Feb 13, 2020 - World

Justice Department slaps Huawei with new racketeering charges

Meng Wanzhou
Huawei CFO Wanzhou Meng. Photo: Don Mackinnon/AFP via Getty Images

The Justice Department on Thursday announced a 16-count superseding indictment against Chinese telecom giant Huawei and its CFO Meng Wanzhou that includes charges of racketeering and conspiracy to steal trade secrets.

Why it matters: The superseding indictment could ratchet up the potential penalties against Huawei, which was already facing charges for violating U.S. sanctions against Iran and North Korea. Meng is currently in Canada fighting extradition to the U.S., with the first stage of her hearing beginning last month.

  • It's a widely held assumption that rampant IP theft by Chinese companies has been one factor behind the extremely rapid advance of Chinese tech companies — but actual evidence to back up that assumption is rare.
  • The charges against Huawei, if held up in court, will mark a globally significant example of this phenomenon.

What they're saying:

  • "[T]he new charges in this case relate to the alleged decades-long efforts by Huawei, and several of its subsidiaries, both in the U.S. and in the People's Republic of China, to misappropriate intellectual property, including from six U.S. technology companies, in an effort to grow and operate Huawei's business," said U.S. Attorney Richard Donoghue.
  • "The misappropriated intellectual property included trade secret information and copyrighted works, such as source code and user manuals for internet routers, antenna technology and robot testing technology," Donoghue continued.
  • "The superseding indictment also includes new allegations about Huawei and its subsidiaries' involvement in business and technology projects in countries subject to U.S., E.U. and/or U.N. sanctions, such as Iran and North Korea — as well as the company's efforts to conceal the full scope of that involvement."

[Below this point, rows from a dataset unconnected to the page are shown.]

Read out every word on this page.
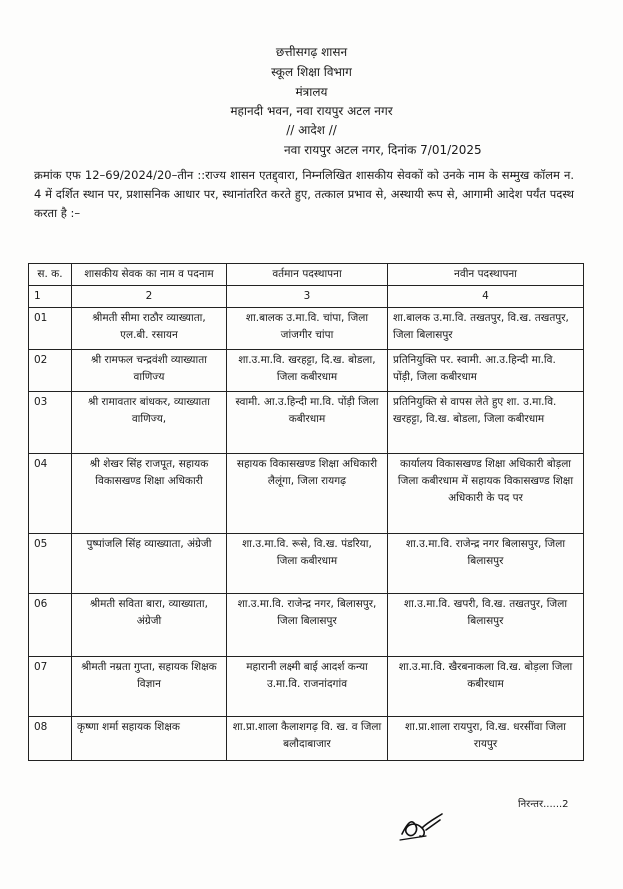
छत्तीसगढ़ शासन
स्कूल शिक्षा विभाग
मंत्रालय
महानदी भवन, नवा रायपुर अटल नगर
// आदेश //
नवा रायपुर अटल नगर, दिनांक 7/01/2025
क्रमांक एफ 12–69/2024/20–तीन ::राज्य शासन एतद्द्वारा, निम्नलिखित शासकीय सेवकों को उनके नाम के सम्मुख कॉलम न. 4 में दर्शित स्थान पर, प्रशासनिक आधार पर, स्थानांतरित करते हुए, तत्काल प्रभाव से, अस्थायी रूप से, आगामी आदेश पर्यंत पदस्थ करता है :–
स. क.	शासकीय सेवक का नाम व पदनाम	वर्तमान पदस्थापना	नवीन पदस्थापना
1	2	3	4
01	श्रीमती सीमा राठौर व्याख्याता, एल.बी. रसायन	शा.बालक उ.मा.वि. चांपा, जिला जांजगीर चांपा	शा.बालक उ.मा.वि. तखतपुर, वि.ख. तखतपुर, जिला बिलासपुर
02	श्री रामफल चन्द्रवंशी व्याख्याता वाणिज्य	शा.उ.मा.वि. खरहट्टा, दि.ख. बोडला, जिला कबीरधाम	प्रतिनियुक्ति पर. स्वामी. आ.उ.हिन्दी मा.वि. पोंड़ी, जिला कबीरधाम
03	श्री रामावतार बांधकर, व्याख्याता वाणिज्य,	स्वामी. आ.उ.हिन्दी मा.वि. पोंड़ी जिला कबीरधाम	प्रतिनियुक्ति से वापस लेते हुए शा. उ.मा.वि. खरहट्टा, वि.ख. बोडला, जिला कबीरधाम
04	श्री शेखर सिंह राजपूत, सहायक विकासखण्ड शिक्षा अधिकारी	सहायक विकासखण्ड शिक्षा अधिकारी लैलूंगा, जिला रायगढ़	कार्यालय विकासखण्ड शिक्षा अधिकारी बोड़ला जिला कबीरधाम में सहायक विकासखण्ड शिक्षा अधिकारी के पद पर
05	पुष्पांजलि सिंह व्याख्याता, अंग्रेजी	शा.उ.मा.वि. रूसे, वि.ख. पंडरिया, जिला कबीरधाम	शा.उ.मा.वि. राजेन्द्र नगर बिलासपुर, जिला बिलासपुर
06	श्रीमती सविता बारा, व्याख्याता, अंग्रेजी	शा.उ.मा.वि. राजेन्द्र नगर, बिलासपुर, जिला बिलासपुर	शा.उ.मा.वि. खपरी, वि.ख. तखतपुर, जिला बिलासपुर
07	श्रीमती नम्रता गुप्ता, सहायक शिक्षक विज्ञान	महारानी लक्ष्मी बाई आदर्श कन्या उ.मा.वि. राजनांदगांव	शा.उ.मा.वि. खैरबनाकला वि.ख. बोड़ला जिला कबीरधाम
08	कृष्णा शर्मा सहायक शिक्षक	शा.प्रा.शाला कैलाशगढ़ वि. ख. व जिला बलौदाबाजार	शा.प्रा.शाला रायपुरा, वि.ख. धरसींवा जिला रायपुर
निरन्तर......2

The big picture: This is the latest development in the Trump administration's campaign against Huawei, whose equipment it believes has secret "back doors" that can be exploited by the Chinese government for espionage. The administration has banned the use of Huawei's technology by the federal government and has been lobbying U.S. allies not to use Huawei equipment to build their 5G networks.